Immediately, I thought…. Perfect blog idea!
So why do we get eye twitches?
Well, it’s not entirely known why we get them, but most doctors most commonly attribute them to three things; fatigue, stress, and caffeine. Any single one of these or combination of the three can lead to the ridiculous eye twitch.
The thought is that it’s basically overstimulation of the eye muscles. The overstimulation results in the involuntary twitching that usually lasts for a minute or two.
For the most part, eye twitches are harmless and should go away within a matter of days. If they persist for more than a week, cause problems with your vision, start to impact other facial muscles, or cause your eyelids to droop, you should make an appointment to see your doctor immediately.
Very rarely, eye twitches can indicate a more serious problem such as Dystonia, MS, Bells’ Palsy, or Tourette’s. Again, if the twitching remains constant, increases in frequency, or persists more than a week, please seek medical attention.
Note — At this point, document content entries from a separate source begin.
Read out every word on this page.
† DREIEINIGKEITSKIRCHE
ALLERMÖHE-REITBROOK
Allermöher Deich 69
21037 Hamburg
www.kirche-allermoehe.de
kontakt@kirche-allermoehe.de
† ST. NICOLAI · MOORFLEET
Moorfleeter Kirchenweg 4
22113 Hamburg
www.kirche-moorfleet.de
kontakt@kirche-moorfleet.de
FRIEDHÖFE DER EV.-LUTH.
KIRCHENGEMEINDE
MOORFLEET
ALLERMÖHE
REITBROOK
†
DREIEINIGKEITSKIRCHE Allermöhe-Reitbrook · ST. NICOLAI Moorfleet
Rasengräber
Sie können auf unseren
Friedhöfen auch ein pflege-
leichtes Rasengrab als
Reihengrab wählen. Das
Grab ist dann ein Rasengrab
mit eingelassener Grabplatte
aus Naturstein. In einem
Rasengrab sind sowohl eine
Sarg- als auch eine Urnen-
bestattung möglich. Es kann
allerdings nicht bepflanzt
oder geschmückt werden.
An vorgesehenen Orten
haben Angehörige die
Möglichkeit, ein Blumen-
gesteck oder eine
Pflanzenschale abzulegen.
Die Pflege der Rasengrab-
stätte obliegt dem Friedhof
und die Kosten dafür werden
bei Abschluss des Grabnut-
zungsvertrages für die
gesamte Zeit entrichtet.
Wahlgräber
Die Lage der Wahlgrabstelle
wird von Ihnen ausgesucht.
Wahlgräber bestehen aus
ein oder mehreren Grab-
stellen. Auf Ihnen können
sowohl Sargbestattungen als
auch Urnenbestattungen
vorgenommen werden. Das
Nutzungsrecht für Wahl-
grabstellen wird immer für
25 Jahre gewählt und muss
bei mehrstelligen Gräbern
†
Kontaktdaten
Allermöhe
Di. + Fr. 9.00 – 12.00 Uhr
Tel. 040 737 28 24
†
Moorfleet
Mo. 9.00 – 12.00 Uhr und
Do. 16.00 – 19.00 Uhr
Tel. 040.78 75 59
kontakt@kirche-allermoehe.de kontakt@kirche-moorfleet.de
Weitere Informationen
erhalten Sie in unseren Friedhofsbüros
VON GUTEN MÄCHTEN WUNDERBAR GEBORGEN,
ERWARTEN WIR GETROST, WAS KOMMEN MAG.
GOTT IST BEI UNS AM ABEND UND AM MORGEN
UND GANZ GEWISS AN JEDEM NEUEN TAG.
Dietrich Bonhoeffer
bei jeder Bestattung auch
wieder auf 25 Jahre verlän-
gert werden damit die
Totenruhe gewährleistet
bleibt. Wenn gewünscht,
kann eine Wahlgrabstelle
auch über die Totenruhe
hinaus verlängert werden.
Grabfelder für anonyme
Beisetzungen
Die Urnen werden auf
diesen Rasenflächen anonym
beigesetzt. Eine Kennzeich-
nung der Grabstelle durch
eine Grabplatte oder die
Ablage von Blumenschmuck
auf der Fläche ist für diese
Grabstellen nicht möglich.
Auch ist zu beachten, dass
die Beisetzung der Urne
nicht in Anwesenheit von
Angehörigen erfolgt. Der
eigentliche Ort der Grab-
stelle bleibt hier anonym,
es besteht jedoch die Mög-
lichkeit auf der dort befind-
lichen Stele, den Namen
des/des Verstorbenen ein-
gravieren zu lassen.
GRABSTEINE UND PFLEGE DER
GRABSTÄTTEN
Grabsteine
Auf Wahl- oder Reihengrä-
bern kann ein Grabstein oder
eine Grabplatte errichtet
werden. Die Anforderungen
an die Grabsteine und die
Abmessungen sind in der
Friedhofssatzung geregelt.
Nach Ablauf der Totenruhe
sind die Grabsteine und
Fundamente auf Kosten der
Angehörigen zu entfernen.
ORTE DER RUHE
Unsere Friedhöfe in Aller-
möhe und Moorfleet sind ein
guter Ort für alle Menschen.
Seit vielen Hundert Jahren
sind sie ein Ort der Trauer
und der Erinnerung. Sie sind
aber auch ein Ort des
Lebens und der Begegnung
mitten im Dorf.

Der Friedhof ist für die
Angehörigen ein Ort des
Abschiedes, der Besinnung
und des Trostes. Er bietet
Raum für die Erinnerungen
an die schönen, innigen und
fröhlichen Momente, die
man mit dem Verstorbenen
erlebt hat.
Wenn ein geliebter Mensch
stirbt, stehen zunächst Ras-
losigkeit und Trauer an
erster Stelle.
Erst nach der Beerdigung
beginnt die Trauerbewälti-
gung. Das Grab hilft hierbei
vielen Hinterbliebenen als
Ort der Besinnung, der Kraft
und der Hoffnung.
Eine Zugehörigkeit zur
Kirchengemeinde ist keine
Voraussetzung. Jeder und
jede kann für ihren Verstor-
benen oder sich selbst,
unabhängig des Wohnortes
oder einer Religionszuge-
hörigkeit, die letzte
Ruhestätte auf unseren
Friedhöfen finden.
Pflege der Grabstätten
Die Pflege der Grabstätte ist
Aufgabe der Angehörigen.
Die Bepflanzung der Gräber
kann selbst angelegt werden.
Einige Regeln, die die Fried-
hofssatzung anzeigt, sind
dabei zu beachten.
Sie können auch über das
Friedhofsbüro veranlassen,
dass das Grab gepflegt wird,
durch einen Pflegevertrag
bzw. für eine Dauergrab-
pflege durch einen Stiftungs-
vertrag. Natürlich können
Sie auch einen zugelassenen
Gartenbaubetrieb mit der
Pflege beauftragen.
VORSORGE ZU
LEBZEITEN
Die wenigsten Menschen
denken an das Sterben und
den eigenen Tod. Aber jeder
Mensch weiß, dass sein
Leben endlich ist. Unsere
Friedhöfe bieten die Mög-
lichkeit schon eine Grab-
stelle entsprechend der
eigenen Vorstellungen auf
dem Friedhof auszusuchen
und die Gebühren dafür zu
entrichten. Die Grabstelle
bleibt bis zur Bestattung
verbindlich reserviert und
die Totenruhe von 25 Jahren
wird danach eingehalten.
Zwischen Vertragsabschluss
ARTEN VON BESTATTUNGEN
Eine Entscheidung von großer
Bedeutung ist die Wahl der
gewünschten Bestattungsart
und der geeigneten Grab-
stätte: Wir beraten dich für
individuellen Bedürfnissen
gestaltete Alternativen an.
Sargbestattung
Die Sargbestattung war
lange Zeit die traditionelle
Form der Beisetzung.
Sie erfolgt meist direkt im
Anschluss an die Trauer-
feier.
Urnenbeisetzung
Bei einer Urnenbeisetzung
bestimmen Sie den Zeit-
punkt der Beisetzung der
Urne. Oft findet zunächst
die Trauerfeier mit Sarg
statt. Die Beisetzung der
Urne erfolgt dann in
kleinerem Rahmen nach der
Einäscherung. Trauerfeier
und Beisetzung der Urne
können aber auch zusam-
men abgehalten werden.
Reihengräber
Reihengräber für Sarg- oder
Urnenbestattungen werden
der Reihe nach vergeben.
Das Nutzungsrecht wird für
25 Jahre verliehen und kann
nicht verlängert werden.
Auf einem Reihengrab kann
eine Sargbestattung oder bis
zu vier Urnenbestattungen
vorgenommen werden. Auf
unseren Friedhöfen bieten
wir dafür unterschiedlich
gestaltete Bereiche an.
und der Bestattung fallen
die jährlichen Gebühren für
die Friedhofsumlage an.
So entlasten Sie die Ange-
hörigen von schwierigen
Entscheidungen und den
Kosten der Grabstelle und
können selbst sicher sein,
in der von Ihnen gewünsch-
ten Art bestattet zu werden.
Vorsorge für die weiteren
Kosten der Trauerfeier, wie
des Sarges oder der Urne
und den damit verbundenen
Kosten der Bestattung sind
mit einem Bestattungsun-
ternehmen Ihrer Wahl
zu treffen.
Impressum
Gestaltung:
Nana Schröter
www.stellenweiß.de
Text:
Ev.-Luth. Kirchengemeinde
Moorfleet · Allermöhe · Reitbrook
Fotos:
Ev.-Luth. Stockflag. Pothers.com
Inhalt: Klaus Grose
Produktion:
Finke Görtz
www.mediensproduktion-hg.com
But again, the overwhelming majority of eye twitches are benign and not cause for any concern. The American Academy of Ophthalmology recommends the following strategies to help make that eye twitch go away.
• Get more sleep – People are more prone to eye twitching when they are overly tired. Get a good night of rest and see if that helps.
• Reduce your caffeine – Caffeine is a stimulant and believed to contribute to eye twitching. Cut back on the coffee, soda, and tea.
• Cut back the stress – Easier said then done, but it’s one of the biggest things you can do to stop the eye twitching. Studies confirm time and time again that those with higher stress levels are more prone to eye twitching.
• Moisturize your eyes – One last thing you can try is to use some moistening eye drops because in some cases dry eyes help contribute to eye twitching.
Earlier this year, I had a good week full of them. It was quite a surprise to me because I had never had an eye twitch before. Out of nowhere, I was repeatedly getting them on my right eye and after about a week, they stopped.
Thankfully, they haven’t returned but if they do, I’m ready to get a good night of sleep, chill on the coffee, ease up on the stress, and get some eye drops. Lol.